En este cuarto domingo de Cuaresma del Señor quiere hacernos llegar un mensaje claro: “¡Alégrate!”. El color rosáceo de la casulla del sacerdote, las flores y la mayor solemnidad nos habla de que hoy es un domingo especial de alegría dentro del tiempo penitencial de Cuaresma.
¿Y por qué tenemos que alegrarnos? Porque Dios nos ama. Este es el meollo de toda la liturgia de hoy y, en realidad, de todo el plan de Dios, de toda nuestra vida cristiana, y el origen absolutamente necesario de cualquier conversión. Por eso déjame que te lo diga a ti personalmente con toda la fuerza que tengo: ¡Dios te ama!
Este amor misericordioso inmenso de Dios es la clave para comprender el Evangelio de hoy. En él, Jesús nos cuenta la parábola del hijo pródigo. Pero, ¿quién es el protagonista de la parábola? ¿El hijo pródigo? ¿El otro hijo? El protagonista es el padre que, como reflejo de Dios, es capaz de mirar con amor a la persona, a su hijo, superando la barrera de sus muchos actos injustos. Así, Dios siempre te mira con amor, con compasión, con paciencia… No es que Dios acepte la injusticia o diga: “Bueno, como la mayoría de los hombres hacen esto, voy a cambiar los 10 mandamientos…” De ninguna manera. Dios es la justicia infinita. Pero, al mismo tiempo, Él no se para en la acción, sino que llega al corazón de la persona.

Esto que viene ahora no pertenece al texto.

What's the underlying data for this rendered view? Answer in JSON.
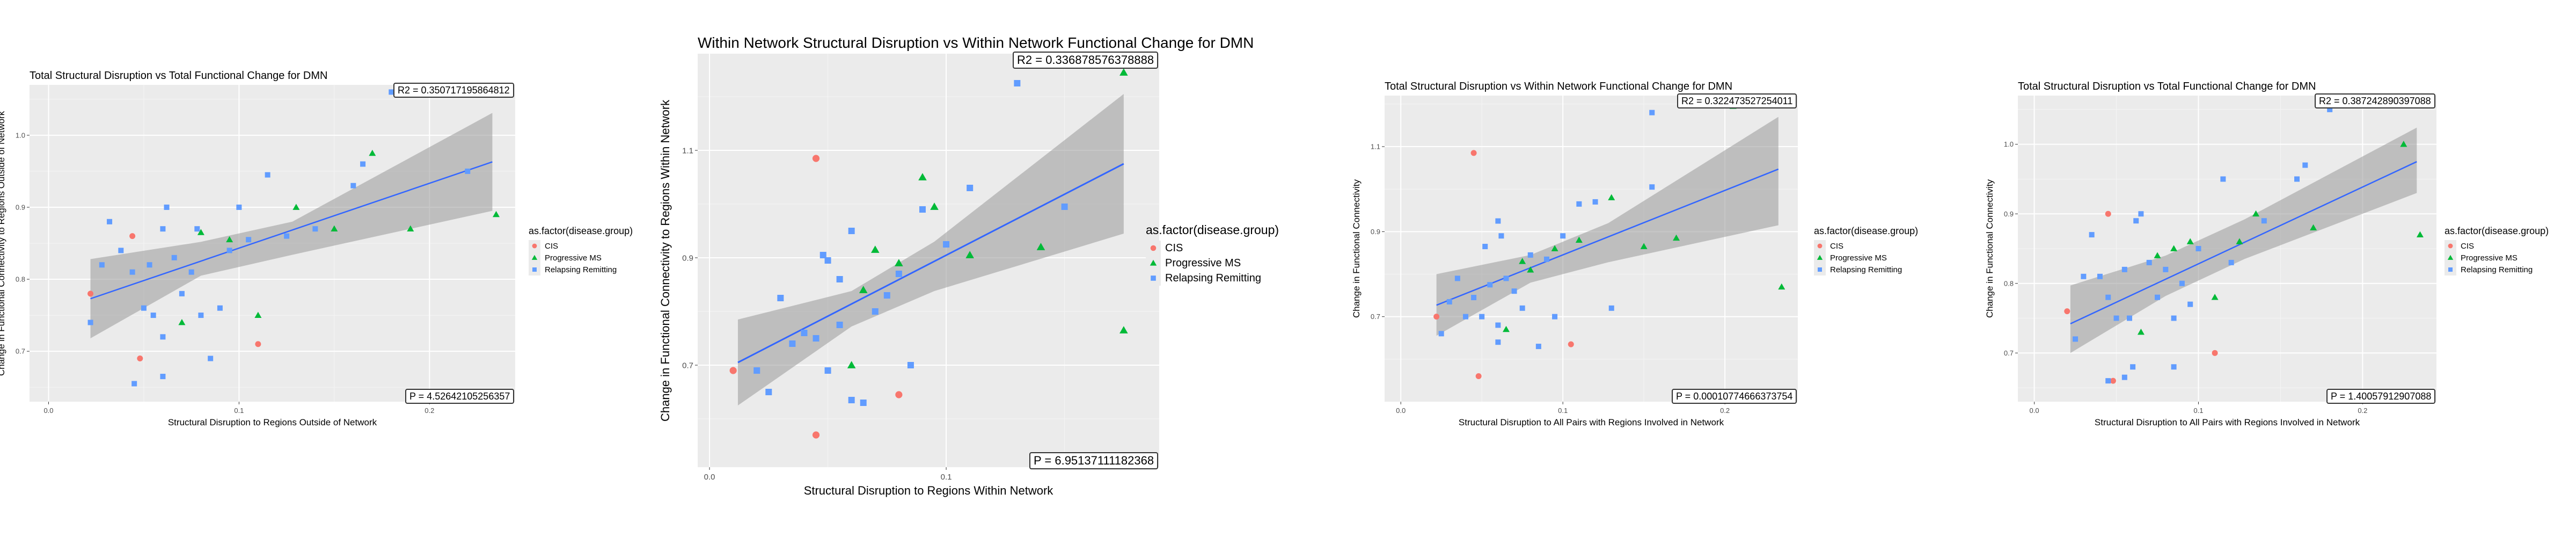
{
  "legend": {
    "title": "as.factor(disease.group)",
    "items": [
      {
        "label": "CIS",
        "color": "#F8766D",
        "shape": "circle"
      },
      {
        "label": "Progressive MS",
        "color": "#00BA38",
        "shape": "triangle"
      },
      {
        "label": "Relapsing Remitting",
        "color": "#619CFF",
        "shape": "square"
      }
    ]
  },
  "chart_data": [
    {
      "type": "scatter",
      "title": "Total Structural Disruption vs Total Functional Change for DMN",
      "xlabel": "Structural Disruption to Regions Outside of Network",
      "ylabel": "Change in Functional Connectivity to Regions Outside of Network",
      "xlim": [
        -0.01,
        0.245
      ],
      "ylim": [
        0.63,
        1.07
      ],
      "xticks": [
        0.0,
        0.1,
        0.2
      ],
      "xtick_labels": [
        "0.0",
        "0.1",
        "0.2"
      ],
      "yticks": [
        0.7,
        0.8,
        0.9,
        1.0
      ],
      "ytick_labels": [
        "0.7",
        "0.8",
        "0.9",
        "1.0"
      ],
      "r2_text": "R2 =  0.350717195864812",
      "p_text": "P =  4.52642105256357",
      "fit": {
        "x": [
          0.022,
          0.233
        ],
        "y": [
          0.773,
          0.963
        ]
      },
      "band": {
        "x": [
          0.022,
          0.08,
          0.128,
          0.233
        ],
        "lower": [
          0.718,
          0.805,
          0.834,
          0.895
        ],
        "upper": [
          0.828,
          0.852,
          0.88,
          1.031
        ]
      },
      "grid": true,
      "series": [
        {
          "name": "CIS",
          "color": "#F8766D",
          "shape": "circle",
          "points": [
            [
              0.022,
              0.78
            ],
            [
              0.044,
              0.86
            ],
            [
              0.048,
              0.69
            ],
            [
              0.11,
              0.71
            ]
          ]
        },
        {
          "name": "Progressive MS",
          "color": "#00BA38",
          "shape": "triangle",
          "points": [
            [
              0.07,
              0.74
            ],
            [
              0.08,
              0.865
            ],
            [
              0.095,
              0.855
            ],
            [
              0.11,
              0.75
            ],
            [
              0.13,
              0.9
            ],
            [
              0.15,
              0.87
            ],
            [
              0.17,
              0.975
            ],
            [
              0.19,
              0.87
            ],
            [
              0.235,
              0.89
            ]
          ]
        },
        {
          "name": "Relapsing Remitting",
          "color": "#619CFF",
          "shape": "square",
          "points": [
            [
              0.022,
              0.74
            ],
            [
              0.028,
              0.82
            ],
            [
              0.032,
              0.88
            ],
            [
              0.038,
              0.84
            ],
            [
              0.044,
              0.81
            ],
            [
              0.05,
              0.76
            ],
            [
              0.053,
              0.82
            ],
            [
              0.055,
              0.75
            ],
            [
              0.06,
              0.72
            ],
            [
              0.06,
              0.87
            ],
            [
              0.062,
              0.9
            ],
            [
              0.066,
              0.83
            ],
            [
              0.07,
              0.78
            ],
            [
              0.075,
              0.81
            ],
            [
              0.078,
              0.87
            ],
            [
              0.08,
              0.75
            ],
            [
              0.085,
              0.69
            ],
            [
              0.09,
              0.76
            ],
            [
              0.095,
              0.84
            ],
            [
              0.1,
              0.9
            ],
            [
              0.105,
              0.855
            ],
            [
              0.115,
              0.945
            ],
            [
              0.125,
              0.86
            ],
            [
              0.14,
              0.87
            ],
            [
              0.16,
              0.93
            ],
            [
              0.165,
              0.96
            ],
            [
              0.18,
              1.06
            ],
            [
              0.22,
              0.95
            ],
            [
              0.045,
              0.655
            ],
            [
              0.06,
              0.665
            ]
          ]
        }
      ]
    },
    {
      "type": "scatter",
      "title": "Within Network Structural Disruption vs Within Network Functional Change for DMN",
      "xlabel": "Structural Disruption to Regions Within Network",
      "ylabel": "Change in Functional Connectivity to Regions Within Network",
      "xlim": [
        -0.005,
        0.19
      ],
      "ylim": [
        0.51,
        1.28
      ],
      "xticks": [
        0.0,
        0.1
      ],
      "xtick_labels": [
        "0.0",
        "0.1"
      ],
      "yticks": [
        0.7,
        0.9,
        1.1
      ],
      "ytick_labels": [
        "0.7",
        "0.9",
        "1.1"
      ],
      "r2_text": "R2 =  0.336878576378888",
      "p_text": "P =  6.95137111182368",
      "fit": {
        "x": [
          0.012,
          0.175
        ],
        "y": [
          0.705,
          1.075
        ]
      },
      "band": {
        "x": [
          0.012,
          0.06,
          0.095,
          0.175
        ],
        "lower": [
          0.625,
          0.772,
          0.838,
          0.945
        ],
        "upper": [
          0.785,
          0.838,
          0.93,
          1.205
        ]
      },
      "grid": true,
      "series": [
        {
          "name": "CIS",
          "color": "#F8766D",
          "shape": "circle",
          "points": [
            [
              0.01,
              0.69
            ],
            [
              0.045,
              1.085
            ],
            [
              0.045,
              0.57
            ],
            [
              0.08,
              0.645
            ]
          ]
        },
        {
          "name": "Progressive MS",
          "color": "#00BA38",
          "shape": "triangle",
          "points": [
            [
              0.06,
              0.7
            ],
            [
              0.065,
              0.84
            ],
            [
              0.07,
              0.915
            ],
            [
              0.08,
              0.89
            ],
            [
              0.09,
              1.05
            ],
            [
              0.095,
              0.995
            ],
            [
              0.11,
              0.905
            ],
            [
              0.14,
              0.92
            ],
            [
              0.175,
              1.245
            ],
            [
              0.175,
              0.765
            ]
          ]
        },
        {
          "name": "Relapsing Remitting",
          "color": "#619CFF",
          "shape": "square",
          "points": [
            [
              0.02,
              0.69
            ],
            [
              0.025,
              0.65
            ],
            [
              0.03,
              0.825
            ],
            [
              0.035,
              0.74
            ],
            [
              0.04,
              0.76
            ],
            [
              0.045,
              0.75
            ],
            [
              0.048,
              0.905
            ],
            [
              0.05,
              0.69
            ],
            [
              0.05,
              0.895
            ],
            [
              0.055,
              0.86
            ],
            [
              0.06,
              0.95
            ],
            [
              0.06,
              0.635
            ],
            [
              0.065,
              0.63
            ],
            [
              0.07,
              0.8
            ],
            [
              0.075,
              0.83
            ],
            [
              0.08,
              0.87
            ],
            [
              0.085,
              0.7
            ],
            [
              0.09,
              0.99
            ],
            [
              0.1,
              0.925
            ],
            [
              0.11,
              1.03
            ],
            [
              0.13,
              1.225
            ],
            [
              0.15,
              0.995
            ],
            [
              0.055,
              0.775
            ]
          ]
        }
      ]
    },
    {
      "type": "scatter",
      "title": "Total Structural Disruption vs Within Network Functional Change for DMN",
      "xlabel": "Structural Disruption to All Pairs with Regions Involved in Network",
      "ylabel": "Change in Functional Connectivity",
      "xlim": [
        -0.01,
        0.245
      ],
      "ylim": [
        0.5,
        1.22
      ],
      "xticks": [
        0.0,
        0.1,
        0.2
      ],
      "xtick_labels": [
        "0.0",
        "0.1",
        "0.2"
      ],
      "yticks": [
        0.7,
        0.9,
        1.1
      ],
      "ytick_labels": [
        "0.7",
        "0.9",
        "1.1"
      ],
      "r2_text": "R2 =  0.322473527254011",
      "p_text": "P =  0.00010774666373754",
      "fit": {
        "x": [
          0.022,
          0.233
        ],
        "y": [
          0.727,
          1.047
        ]
      },
      "band": {
        "x": [
          0.022,
          0.08,
          0.128,
          0.233
        ],
        "lower": [
          0.655,
          0.78,
          0.828,
          0.915
        ],
        "upper": [
          0.8,
          0.845,
          0.92,
          1.17
        ]
      },
      "grid": true,
      "series": [
        {
          "name": "CIS",
          "color": "#F8766D",
          "shape": "circle",
          "points": [
            [
              0.022,
              0.7
            ],
            [
              0.045,
              1.085
            ],
            [
              0.048,
              0.56
            ],
            [
              0.105,
              0.635
            ]
          ]
        },
        {
          "name": "Progressive MS",
          "color": "#00BA38",
          "shape": "triangle",
          "points": [
            [
              0.065,
              0.67
            ],
            [
              0.075,
              0.83
            ],
            [
              0.08,
              0.81
            ],
            [
              0.095,
              0.86
            ],
            [
              0.11,
              0.88
            ],
            [
              0.13,
              0.98
            ],
            [
              0.15,
              0.865
            ],
            [
              0.17,
              0.885
            ],
            [
              0.205,
              1.195
            ],
            [
              0.235,
              0.77
            ]
          ]
        },
        {
          "name": "Relapsing Remitting",
          "color": "#619CFF",
          "shape": "square",
          "points": [
            [
              0.025,
              0.66
            ],
            [
              0.03,
              0.735
            ],
            [
              0.035,
              0.79
            ],
            [
              0.04,
              0.7
            ],
            [
              0.045,
              0.745
            ],
            [
              0.05,
              0.7
            ],
            [
              0.052,
              0.865
            ],
            [
              0.055,
              0.775
            ],
            [
              0.06,
              0.68
            ],
            [
              0.06,
              0.925
            ],
            [
              0.062,
              0.89
            ],
            [
              0.065,
              0.79
            ],
            [
              0.07,
              0.76
            ],
            [
              0.075,
              0.72
            ],
            [
              0.08,
              0.845
            ],
            [
              0.085,
              0.63
            ],
            [
              0.09,
              0.835
            ],
            [
              0.095,
              0.7
            ],
            [
              0.1,
              0.89
            ],
            [
              0.11,
              0.965
            ],
            [
              0.12,
              0.97
            ],
            [
              0.13,
              0.72
            ],
            [
              0.155,
              1.18
            ],
            [
              0.155,
              1.005
            ],
            [
              0.06,
              0.64
            ]
          ]
        }
      ]
    },
    {
      "type": "scatter",
      "title": "Total Structural Disruption vs Total Functional Change for DMN",
      "xlabel": "Structural Disruption to All Pairs with Regions Involved in Network",
      "ylabel": "Change in Functional Connectivity",
      "xlim": [
        -0.01,
        0.245
      ],
      "ylim": [
        0.63,
        1.07
      ],
      "xticks": [
        0.0,
        0.1,
        0.2
      ],
      "xtick_labels": [
        "0.0",
        "0.1",
        "0.2"
      ],
      "yticks": [
        0.7,
        0.8,
        0.9,
        1.0
      ],
      "ytick_labels": [
        "0.7",
        "0.8",
        "0.9",
        "1.0"
      ],
      "r2_text": "R2 =  0.387242890397088",
      "p_text": "P =  1.40057912907088",
      "fit": {
        "x": [
          0.022,
          0.233
        ],
        "y": [
          0.742,
          0.975
        ]
      },
      "band": {
        "x": [
          0.022,
          0.08,
          0.128,
          0.233
        ],
        "lower": [
          0.7,
          0.782,
          0.835,
          0.93
        ],
        "upper": [
          0.797,
          0.84,
          0.892,
          1.024
        ]
      },
      "grid": true,
      "series": [
        {
          "name": "CIS",
          "color": "#F8766D",
          "shape": "circle",
          "points": [
            [
              0.02,
              0.76
            ],
            [
              0.045,
              0.9
            ],
            [
              0.048,
              0.66
            ],
            [
              0.11,
              0.7
            ]
          ]
        },
        {
          "name": "Progressive MS",
          "color": "#00BA38",
          "shape": "triangle",
          "points": [
            [
              0.065,
              0.73
            ],
            [
              0.075,
              0.84
            ],
            [
              0.085,
              0.85
            ],
            [
              0.095,
              0.86
            ],
            [
              0.11,
              0.78
            ],
            [
              0.125,
              0.86
            ],
            [
              0.135,
              0.9
            ],
            [
              0.17,
              0.88
            ],
            [
              0.225,
              1.0
            ],
            [
              0.235,
              0.87
            ]
          ]
        },
        {
          "name": "Relapsing Remitting",
          "color": "#619CFF",
          "shape": "square",
          "points": [
            [
              0.025,
              0.72
            ],
            [
              0.03,
              0.81
            ],
            [
              0.035,
              0.87
            ],
            [
              0.04,
              0.81
            ],
            [
              0.045,
              0.78
            ],
            [
              0.05,
              0.75
            ],
            [
              0.055,
              0.82
            ],
            [
              0.058,
              0.75
            ],
            [
              0.06,
              0.68
            ],
            [
              0.062,
              0.89
            ],
            [
              0.065,
              0.9
            ],
            [
              0.07,
              0.83
            ],
            [
              0.075,
              0.78
            ],
            [
              0.08,
              0.82
            ],
            [
              0.085,
              0.75
            ],
            [
              0.085,
              0.68
            ],
            [
              0.09,
              0.8
            ],
            [
              0.095,
              0.77
            ],
            [
              0.1,
              0.85
            ],
            [
              0.115,
              0.95
            ],
            [
              0.12,
              0.83
            ],
            [
              0.14,
              0.89
            ],
            [
              0.16,
              0.95
            ],
            [
              0.165,
              0.97
            ],
            [
              0.18,
              1.05
            ],
            [
              0.055,
              0.665
            ],
            [
              0.045,
              0.66
            ]
          ]
        }
      ]
    }
  ]
}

Nosotros, en cambio, somos muchas veces como el hijo menor. Nos dejamos engañar por las promesas de una falsa felicidad que nos promete de forma inmediata el pecado. Si nos dejamos arrastrar por nuestras pasiones, entonces nos alejamos de Dios.
Otras veces, somos el hijo mayor. Pensamos que, como venimos a la parroquia, como somos cristianos, como somos sacerdotes o estamos consagrados a Dios, somos los buenos, los justos, los “fieles”… Y, perdiendo de vista el protagonismo de Dios, caemos en algo muy sutil que es la soberbia. La soberbia trae consigo la ceguera espiritual, la cual nos hace incapaces de ver al otro como lo ve Dios, con amor y compasión, y entonces nos fijamos solo en los actos que realiza. Nos volvemos intransigentes con la injusticia ajena y también con el que la realiza, de forma que lo tachamos, los rechazamos e incluso a veces lo aplastamos…
Leamos esta parábola en la oración tranquila de estos días, y sorprendámonos de lo que el Señor quiere comunicarnos. Y pidamos a María Santísima nos alcance el don del Espíritu Santo, amor de Dios, que queme y purifique nuestra soberbia y nuestras pasiones, que nos dé un corazón puro y humilde, que nos dé una mirada agradecida a Dios y misericordiosa hacia nuestros hermanos. Solo así podremos gustar y ver la alegría que el Señor quiere regalarnos.